PP y PSOE, pese a las surgimiento de los partidos nuevos están empeñados, por sentido de supervivencia y otros motivos, en no abdicar de sus posiciones
El debate de investidura propiamente dicho, los cara a cara de Rajoy con los líderes de los grupos parlamentarios, la constatación de la rica pluralidad… han arrojado un saldo inequívoco: el bloqueo que con toda probabilidad impedirá la formación de un gobierno presidido por Rajoy es de gran densidad, y resultará probablemente insoluble porque los actores que resultan decisivos –PP y PSOE, pese a las surgimiento de los partidos nuevos- están empeñados, por sentido de supervivencia y otros motivos, en no abdicar de sus posiciones.
En realidad, el dilema es más moral que político: ¿Qué es más importante? ¿La congruencia de las organizaciones políticas con sus idearios y sus propuestas programáticas, o la estabilidad de un gobierno que ponga fin al periodo de provisionalidad que estamos padeciendo y que se prolonga más de lo razonable? Es evidente que no hay una respuesta tajante, que estamos en el terreno resbaladizo de lo opinable y que tan respetable es aquella opinión que reclama cierto relativismo en las minorías que podrían estabilizar una fórmula de gobierno como aquella otra que se niega con inflexibilidad a faltar a la palabra dada a los electores.
En realidad, las lagunas constitucionales –y estamos en presencia de una grave falla en el diseño del régimen que realiza la Carta Magna- difícilmente pueden rellenarse mediante actuaciones de buena voluntad: es preciso reformar la norma. En nuestro caso, el célebre artículo 99 CE debería establecer que, si las gestiones del jefe del Estado encaminadas a investir un candidato no prosperan en determinado plazo, quedaría automáticamente nombrado jefe del gobierno el líder de la formación o coalición con más respaldo. Pero, como es lógico, para proceder a tal reforma (que por cierto todavía no tiene postulantes) sería necesario disponer primero de un gobierno.
El célebre artículo 99 CE debería establecer que, si las gestiones del jefe del Estado encaminadas a investir un candidato no prosperan en determinado plazo
Los cara a cara del debate de investidura han permitido en fin comprobar la imposibilidad de encontrar una formula viable. Sin que nadie pueda asegurar que las próximas elecciones arrojarán un resultado más manejable que el actual. Así las cosas, debería aguzarse el ingenio para hallar caminos practicables. Quizá el Rey podría dar algún paso en esta dirección, ya que las gestiones encaminadas a la estabilidad no tendrían por qué quebrar su neutralidad ni atribuirle sesgo político alguno. A fin de cuentas, en ningún lugar está escrito que el candidato a la presidencia del Gobierno propuesto por el Rey (art. 99.1 CE) haya de ser uno de los líderes parlamentarios.

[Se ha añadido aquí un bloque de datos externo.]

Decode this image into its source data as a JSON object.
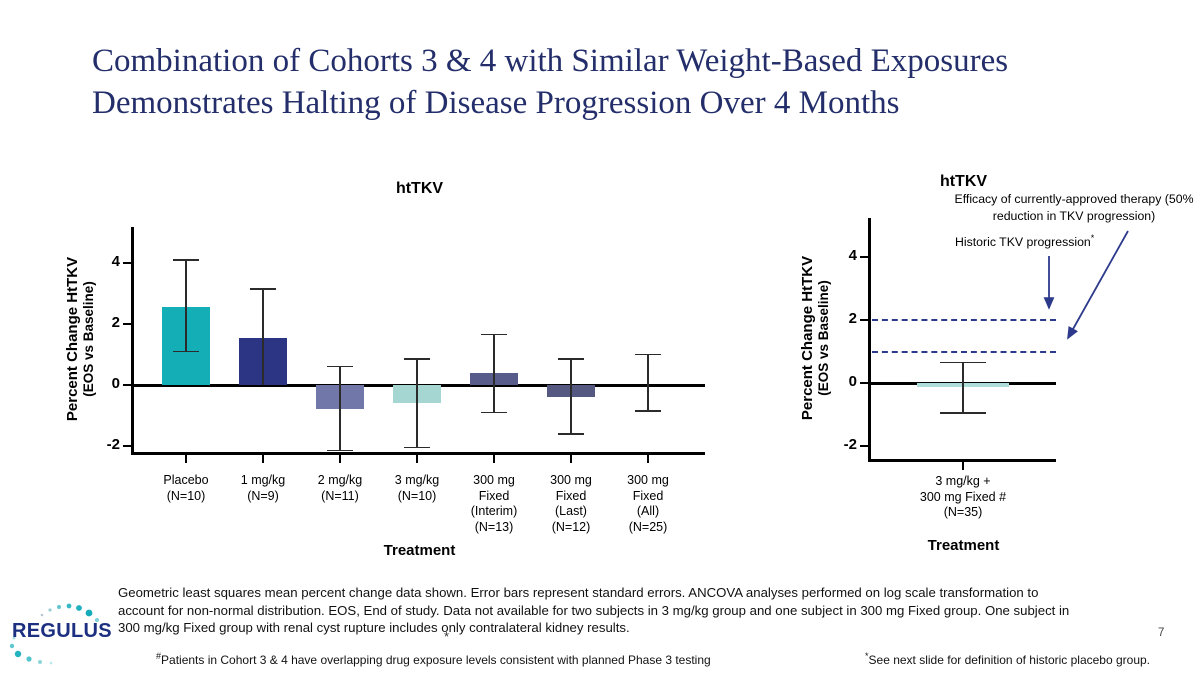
{
  "slide": {
    "title_line1": "Combination of Cohorts 3 & 4 with Similar Weight-Based Exposures",
    "title_line2": "Demonstrates Halting of Disease Progression Over 4 Months",
    "page_number": "7",
    "logo_text": "REGULUS",
    "footnote_main": "Geometric least squares mean percent change data shown. Error bars represent standard errors. ANCOVA analyses performed on log scale transformation to account for non-normal distribution. EOS, End of study. Data not available for two subjects in 3 mg/kg group and one subject in 300 mg Fixed group. One subject in 300 mg/kg Fixed group with renal cyst rupture includes only contralateral kidney results.",
    "stray_asterisk": "*",
    "footnote_hash_sup": "#",
    "footnote_hash": "Patients in Cohort 3 & 4 have overlapping drug exposure levels consistent with planned Phase 3 testing",
    "footnote_star_sup": "*",
    "footnote_star": "See next slide for definition of historic placebo group."
  },
  "colors": {
    "title_navy": "#232e6a",
    "annotation_navy": "#2d3a8c",
    "teal": "#13aeb6",
    "navy_bar": "#2b3583",
    "periwinkle": "#7277a9",
    "light_teal": "#a5d6d2",
    "slate": "#585c8a",
    "slate_dark": "#555880",
    "right_bar_teal": "#afddd9"
  },
  "chart_data": [
    {
      "type": "bar",
      "title": "htTKV",
      "ylabel": "Percent Change HtTKV",
      "ylabel2": "(EOS vs Baseline)",
      "xlabel": "Treatment",
      "categories": [
        "Placebo\n(N=10)",
        "1 mg/kg\n(N=9)",
        "2 mg/kg\n(N=11)",
        "3 mg/kg\n(N=10)",
        "300 mg\nFixed\n(Interim)\n(N=13)",
        "300 mg\nFixed\n(Last)\n(N=12)",
        "300 mg\nFixed\n(All)\n(N=25)"
      ],
      "values": [
        2.55,
        1.55,
        -0.8,
        -0.6,
        0.4,
        -0.4,
        0
      ],
      "err_high": [
        4.1,
        3.15,
        0.6,
        0.85,
        1.65,
        0.85,
        1.0
      ],
      "err_low": [
        1.1,
        0,
        -2.15,
        -2.05,
        -0.9,
        -1.6,
        -0.85
      ],
      "bar_colors": [
        "#13aeb6",
        "#2b3583",
        "#7277a9",
        "#a5d6d2",
        "#585c8a",
        "#555880",
        "#ffffff"
      ],
      "yticks": [
        -2,
        0,
        2,
        4
      ],
      "ylim": [
        -2.3,
        5.2
      ],
      "grid": false,
      "notes": "error bars are standard errors"
    },
    {
      "type": "bar",
      "title": "htTKV",
      "ylabel": "Percent Change HtTKV",
      "ylabel2": "(EOS vs Baseline)",
      "xlabel": "Treatment",
      "categories": [
        "3 mg/kg +\n300 mg Fixed #\n(N=35)"
      ],
      "values": [
        -0.12
      ],
      "err_high": [
        0.65
      ],
      "err_low": [
        -0.95
      ],
      "bar_colors": [
        "#afddd9"
      ],
      "yticks": [
        -2,
        0,
        2,
        4
      ],
      "ylim": [
        -2.5,
        5.2
      ],
      "grid": false,
      "reference_lines": [
        {
          "value": 2,
          "style": "dashed"
        },
        {
          "value": 1,
          "style": "dashed"
        }
      ],
      "annotation_historic": "Historic TKV progression",
      "annotation_historic_sup": "*",
      "annotation_efficacy": "Efficacy of currently-approved therapy (50%\nreduction in TKV progression)"
    }
  ]
}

Hay muchas opciones que podrían desbloquear la situación: una primera, consistiría en proponer a las formaciones políticas un pacto para entronizar a una personalidad relevante como presidente a plazo fijo (el modelo Monti). Se le podría encomendar la dirección de la reforma constitucional por consenso y algunos pactos solemnes de los que se manejan estos días en la propia investidura y que gozan de acuerdo muy significativo si no unánime.
Una segunda opción, más difícil de cuadrar pero no imposible, sería la de que toda la cámara baja, o al menos una mayoría absoluta significativa, aceptase investir presidente al líder del partido más votado –a Rajoy-, para llevar a cabo específicamente una tarea concreta, semejante a la de la hipótesis anterior: impulsar reformas institucionales básicas para modernizar el Estado, resolver el conflicto catalán, suscribir pactos de estado pendientes… a plazo determinado, y con nuevas elecciones en un par de años.
La tercera opción, que requeriría un cierto derroche de autoridad moral y por tanto el respaldo de algunas voces sociales e institucionales relevantes, supondría la sustitución de los líderes partidarios actuales por otros distintos, naturalmente designados por sus propias organizaciones, en la cabecera de las listas electorales de las próximas elecciones. Todo indica que personas diferentes, no envueltas en la vorágine de su propia historia, conseguirían mucho más fácilmente un acuerdo tras una consulta que desde luego habría de adelantarse al 18 de diciembre o celebrarse en día laborable.
Hay dos meses para la convocatoria electoral, pero si los protagonistas de la situación no salen del carril convencional por le que transitan desde el 20D, no habrá otra solución que unas nuevas elecciones… el día de Navidad. Un disparate que todavía tiene enmienda si nuestros padres de la patria elevan el tono intelectual del análisis.